Sebelum dia menjadi rasul Paulus dan sebelum dia menulis sebagian besar epistel di Perjanjian Baru itu, Saulus adalah seorang Farisi yang tekun mendatangkan malapetaka di dalam kehidupan para anggota Jemaat. Pada dasarnya dia percaya bahwa orang “Kristen” – sebagaimana mereka dinamai – mendukung suatu gerakan yang secara efektif mengembankan penghujatan.

Jadi Saulus bertindak main hakim sendiri untuk mencoba memberantas sekte sesat, menyeret orang-orang Kristen dari rumah mereka dan memenjarakan mereka. Dia adalah penganiaya yang keji terhadap para pengikut Kristus pada zaman permulaan berdirinya Gereja.

Mengetahui apa yang dilakukan Saul sebelum menjadi sebuah pilar Kekristenan membuat kisah pertobatannya lebih istimewa. Kisah Para Rasul 9 menjelaskan kisah panggilannya dan pertobatannya, dan ayat Suci Alkitab lainnya turut mengisi sejarah pertobatannya. Apabila kita baca secara keseluruhan, kita menemukan beberapa fakta kunci dalam kisah pertobatannya.

Lukas menulis tentang Saulus, “Dalam perjalanannya ke Damsyik, ketika ia sudah dekat kota itu, tiba-tiba cahaya memancar dari langit mengelilingi dia.

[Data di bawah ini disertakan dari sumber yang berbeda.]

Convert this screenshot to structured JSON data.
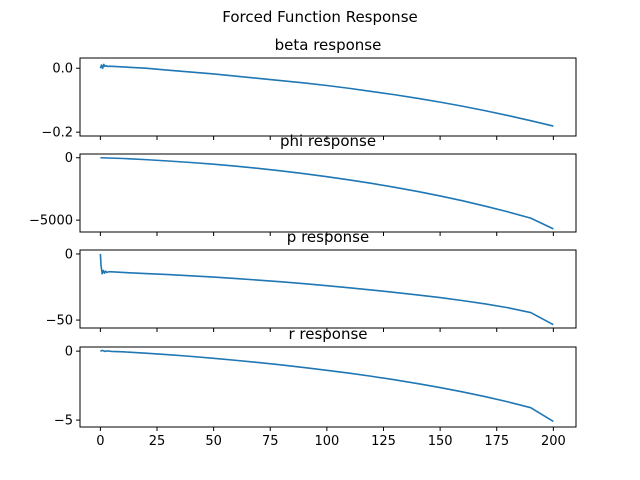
{
  "figure": {
    "suptitle": "Forced Function Response",
    "line_color": "#1f77b4"
  },
  "chart_data": [
    {
      "type": "line",
      "title": "beta response",
      "xlim": [
        -9,
        210
      ],
      "ylim": [
        -0.212,
        0.032
      ],
      "yticks": [
        0.0,
        -0.2
      ],
      "ytick_labels": [
        "0.0",
        "−0.2"
      ],
      "xticks": [
        0,
        25,
        50,
        75,
        100,
        125,
        150,
        175,
        200
      ],
      "xtick_labels": [],
      "series": [
        {
          "x": [
            0,
            0.5,
            1,
            1.5,
            2,
            2.5,
            3,
            4,
            5,
            10,
            20,
            30,
            40,
            50,
            60,
            70,
            80,
            90,
            100,
            110,
            120,
            130,
            140,
            150,
            160,
            170,
            180,
            190,
            200
          ],
          "y": [
            0.0,
            0.01,
            0.0,
            0.012,
            0.006,
            0.008,
            0.006,
            0.006,
            0.006,
            0.004,
            -0.0,
            -0.006,
            -0.012,
            -0.018,
            -0.025,
            -0.032,
            -0.039,
            -0.046,
            -0.054,
            -0.063,
            -0.073,
            -0.083,
            -0.094,
            -0.106,
            -0.119,
            -0.133,
            -0.148,
            -0.164,
            -0.181
          ]
        }
      ]
    },
    {
      "type": "line",
      "title": "phi response",
      "xlim": [
        -9,
        210
      ],
      "ylim": [
        -5950,
        300
      ],
      "yticks": [
        0,
        -5000
      ],
      "ytick_labels": [
        "0",
        "−5000"
      ],
      "xticks": [
        0,
        25,
        50,
        75,
        100,
        125,
        150,
        175,
        200
      ],
      "xtick_labels": [],
      "series": [
        {
          "x": [
            0,
            10,
            20,
            30,
            40,
            50,
            60,
            70,
            80,
            90,
            100,
            110,
            120,
            130,
            140,
            150,
            160,
            170,
            180,
            190,
            200
          ],
          "y": [
            0,
            -60,
            -150,
            -260,
            -380,
            -520,
            -680,
            -860,
            -1060,
            -1280,
            -1520,
            -1780,
            -2060,
            -2370,
            -2700,
            -3060,
            -3450,
            -3880,
            -4340,
            -4840,
            -5700
          ]
        }
      ]
    },
    {
      "type": "line",
      "title": "p response",
      "xlim": [
        -9,
        210
      ],
      "ylim": [
        -56,
        3
      ],
      "yticks": [
        0,
        -50
      ],
      "ytick_labels": [
        "0",
        "−50"
      ],
      "xticks": [
        0,
        25,
        50,
        75,
        100,
        125,
        150,
        175,
        200
      ],
      "xtick_labels": [],
      "series": [
        {
          "x": [
            0,
            0.3,
            0.8,
            1.3,
            1.8,
            2.3,
            2.8,
            3.5,
            5,
            10,
            20,
            30,
            40,
            50,
            60,
            70,
            80,
            90,
            100,
            110,
            120,
            130,
            140,
            150,
            160,
            170,
            180,
            190,
            200
          ],
          "y": [
            0.0,
            -9.0,
            -15.0,
            -12.5,
            -14.5,
            -13.0,
            -14.0,
            -13.5,
            -13.5,
            -14.0,
            -14.8,
            -15.6,
            -16.5,
            -17.5,
            -18.6,
            -19.8,
            -21.1,
            -22.5,
            -24.0,
            -25.6,
            -27.3,
            -29.1,
            -31.0,
            -33.0,
            -35.3,
            -37.8,
            -40.7,
            -44.3,
            -53.5
          ]
        }
      ]
    },
    {
      "type": "line",
      "title": "r response",
      "xlim": [
        -9,
        210
      ],
      "ylim": [
        -5.5,
        0.3
      ],
      "yticks": [
        0,
        -5
      ],
      "ytick_labels": [
        "0",
        "−5"
      ],
      "xticks": [
        0,
        25,
        50,
        75,
        100,
        125,
        150,
        175,
        200
      ],
      "xtick_labels": [
        "0",
        "25",
        "50",
        "75",
        "100",
        "125",
        "150",
        "175",
        "200"
      ],
      "series": [
        {
          "x": [
            0,
            1,
            2,
            3,
            5,
            10,
            20,
            30,
            40,
            50,
            60,
            70,
            80,
            90,
            100,
            110,
            120,
            130,
            140,
            150,
            160,
            170,
            180,
            190,
            200
          ],
          "y": [
            0.0,
            0.05,
            -0.02,
            0.02,
            -0.02,
            -0.05,
            -0.15,
            -0.26,
            -0.38,
            -0.52,
            -0.67,
            -0.83,
            -1.0,
            -1.19,
            -1.39,
            -1.6,
            -1.83,
            -2.08,
            -2.35,
            -2.64,
            -2.96,
            -3.3,
            -3.68,
            -4.1,
            -5.1
          ]
        }
      ]
    }
  ]
}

Ia rebah ke tanah dan kedengaranlah olehnya suatu suara yang berkata kepadanya: ‘Saulus, Saulus, mengapakah engkau menganiaya Aku?’” (ayat 3-4).

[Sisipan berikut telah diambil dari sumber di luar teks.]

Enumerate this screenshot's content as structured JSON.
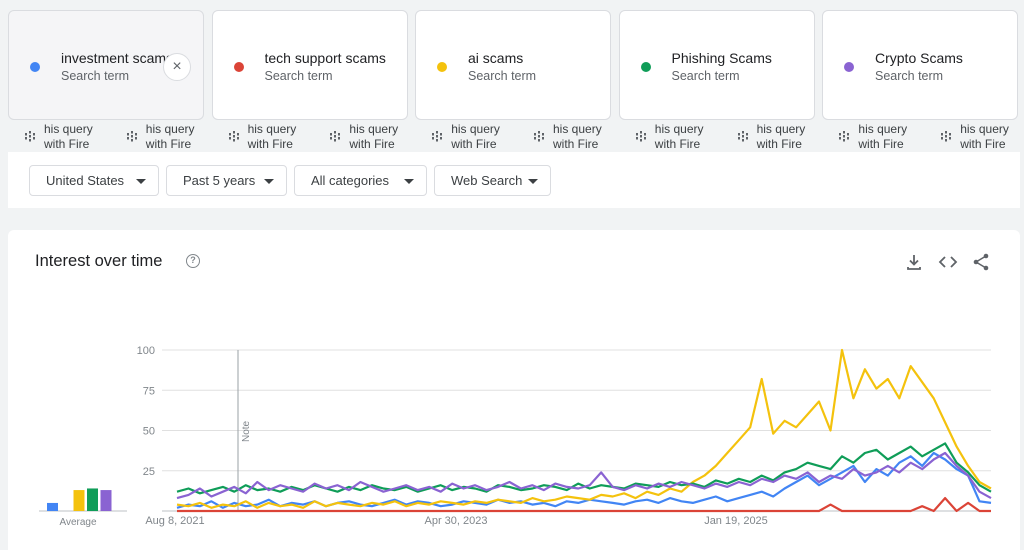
{
  "terms": [
    {
      "name": "investment scams",
      "sub": "Search term",
      "color": "#4285f4"
    },
    {
      "name": "tech support scams",
      "sub": "Search term",
      "color": "#db4437"
    },
    {
      "name": "ai scams",
      "sub": "Search term",
      "color": "#f4c20d"
    },
    {
      "name": "Phishing Scams",
      "sub": "Search term",
      "color": "#0f9d58"
    },
    {
      "name": "Crypto Scams",
      "sub": "Search term",
      "color": "#8a63d2"
    }
  ],
  "remove_icon": "×",
  "hints": [
    {
      "line1": "his query",
      "line2": "with Fire"
    }
  ],
  "filters": {
    "region": "United States",
    "time": "Past 5 years",
    "category": "All categories",
    "property": "Web Search"
  },
  "panel": {
    "title": "Interest over time",
    "help": "?"
  },
  "chart_data": {
    "type": "line",
    "y_ticks": [
      "100",
      "75",
      "50",
      "25"
    ],
    "ylim": [
      0,
      100
    ],
    "x_ticks": [
      "Aug 8, 2021",
      "Apr 30, 2023",
      "Jan 19, 2025"
    ],
    "note_label": "Note",
    "average_label": "Average",
    "averages": [
      {
        "term": "investment scams",
        "value": 5
      },
      {
        "term": "ai scams",
        "value": 13
      },
      {
        "term": "Phishing Scams",
        "value": 14
      },
      {
        "term": "Crypto Scams",
        "value": 13
      }
    ],
    "series": [
      {
        "name": "investment scams",
        "color": "#4285f4",
        "values": [
          2,
          4,
          3,
          6,
          2,
          5,
          3,
          4,
          7,
          3,
          5,
          4,
          6,
          3,
          5,
          6,
          4,
          3,
          5,
          7,
          4,
          6,
          5,
          3,
          4,
          6,
          5,
          4,
          7,
          5,
          6,
          4,
          5,
          3,
          6,
          5,
          7,
          6,
          5,
          4,
          6,
          7,
          5,
          8,
          6,
          5,
          7,
          9,
          6,
          8,
          10,
          12,
          9,
          14,
          18,
          22,
          16,
          20,
          24,
          28,
          18,
          26,
          22,
          30,
          34,
          28,
          36,
          32,
          26,
          22,
          6,
          5
        ]
      },
      {
        "name": "tech support scams",
        "color": "#db4437",
        "values": [
          0,
          0,
          0,
          0,
          0,
          0,
          0,
          0,
          0,
          0,
          0,
          0,
          0,
          0,
          0,
          0,
          0,
          0,
          0,
          0,
          0,
          0,
          0,
          0,
          0,
          0,
          0,
          0,
          0,
          0,
          0,
          0,
          0,
          0,
          0,
          0,
          0,
          0,
          0,
          0,
          0,
          0,
          0,
          0,
          0,
          0,
          0,
          0,
          0,
          0,
          0,
          0,
          0,
          0,
          0,
          0,
          0,
          4,
          0,
          0,
          0,
          0,
          0,
          0,
          0,
          3,
          0,
          8,
          0,
          5,
          0,
          0
        ]
      },
      {
        "name": "ai scams",
        "color": "#f4c20d",
        "values": [
          4,
          3,
          5,
          2,
          4,
          3,
          6,
          2,
          5,
          3,
          4,
          2,
          6,
          3,
          5,
          4,
          3,
          5,
          4,
          6,
          3,
          5,
          4,
          6,
          5,
          4,
          6,
          5,
          7,
          6,
          5,
          8,
          6,
          7,
          9,
          8,
          7,
          10,
          9,
          11,
          8,
          12,
          10,
          14,
          12,
          18,
          22,
          28,
          36,
          44,
          52,
          82,
          48,
          56,
          52,
          60,
          68,
          50,
          100,
          70,
          88,
          76,
          82,
          70,
          90,
          80,
          70,
          55,
          40,
          28,
          18,
          14
        ]
      },
      {
        "name": "Phishing Scams",
        "color": "#0f9d58",
        "values": [
          12,
          14,
          11,
          13,
          15,
          12,
          16,
          13,
          14,
          12,
          15,
          13,
          16,
          14,
          12,
          15,
          13,
          16,
          14,
          13,
          15,
          12,
          14,
          16,
          13,
          15,
          14,
          12,
          16,
          15,
          13,
          14,
          16,
          15,
          13,
          17,
          14,
          16,
          15,
          14,
          17,
          16,
          15,
          18,
          16,
          17,
          15,
          19,
          17,
          20,
          18,
          22,
          19,
          24,
          26,
          30,
          28,
          26,
          34,
          30,
          36,
          38,
          32,
          36,
          40,
          34,
          38,
          42,
          30,
          24,
          16,
          12
        ]
      },
      {
        "name": "Crypto Scams",
        "color": "#8a63d2",
        "values": [
          8,
          10,
          14,
          9,
          12,
          15,
          11,
          18,
          13,
          16,
          14,
          12,
          17,
          14,
          16,
          13,
          18,
          15,
          12,
          14,
          16,
          13,
          15,
          12,
          17,
          14,
          16,
          13,
          15,
          18,
          14,
          16,
          13,
          17,
          15,
          14,
          16,
          24,
          15,
          13,
          16,
          14,
          17,
          15,
          18,
          16,
          14,
          17,
          15,
          18,
          16,
          20,
          18,
          22,
          20,
          24,
          18,
          22,
          20,
          26,
          22,
          24,
          28,
          24,
          30,
          26,
          32,
          36,
          28,
          22,
          12,
          8
        ]
      }
    ]
  }
}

Yesus tidak berkata, “Mengapa engkau menganiaya murid-muridKu?” tetapi, “Mengapa engkau menganiaya Aku?” Itu sesuatu yang vital yang Saulus pahami bahwa dosa-dosanya adalah pertama dan terutama yang menentang Elohim. Bagian dari pertobatan yang tulus murni ialah kesadaran bahwa setiap dosa – seserius dosa Saulus atau tidak seserius itu – adalah bertentangan dengan Elohim.

Respons Saulus memberitahukan kita sesuatu yang penting tentang pertobatan: “Lalu, dengan gemetar dan heran, ia berkata, ‘Ya Tuhan, apakah yang Engkau ingin aku lakukan?’” (ayat 6). Perkataannya memperlihatkan kerendahan hati yang sesungguhnya. Paulus memulai suatu hidup yang secara total menyerahkan diri kepada Yesus Kristus untuk melakukan apa saja yang dikehendakiNya.

Dan apa yang dikehendaki Tuhan dan Juruselamat tetapi dengan sepenuh hati patuh dan setia? Perhatikan Yohanes 14:15: “Jikalau kamu mengasihi Aku, kamu akan menuruti segala perintahKu.” 

Memang beberapa orang pada waktu Yesus di bumi ini berpikiran bahwa lip service [hanya dibibir], sudah cukup dan pada hari ini juga banyak yang berlaku demikian. Tetapi pertobatan Saulus menunjukkan kepada kita bahwa dia memahami pertobatan itu berarti suatu perubahan dalam gaya hidup.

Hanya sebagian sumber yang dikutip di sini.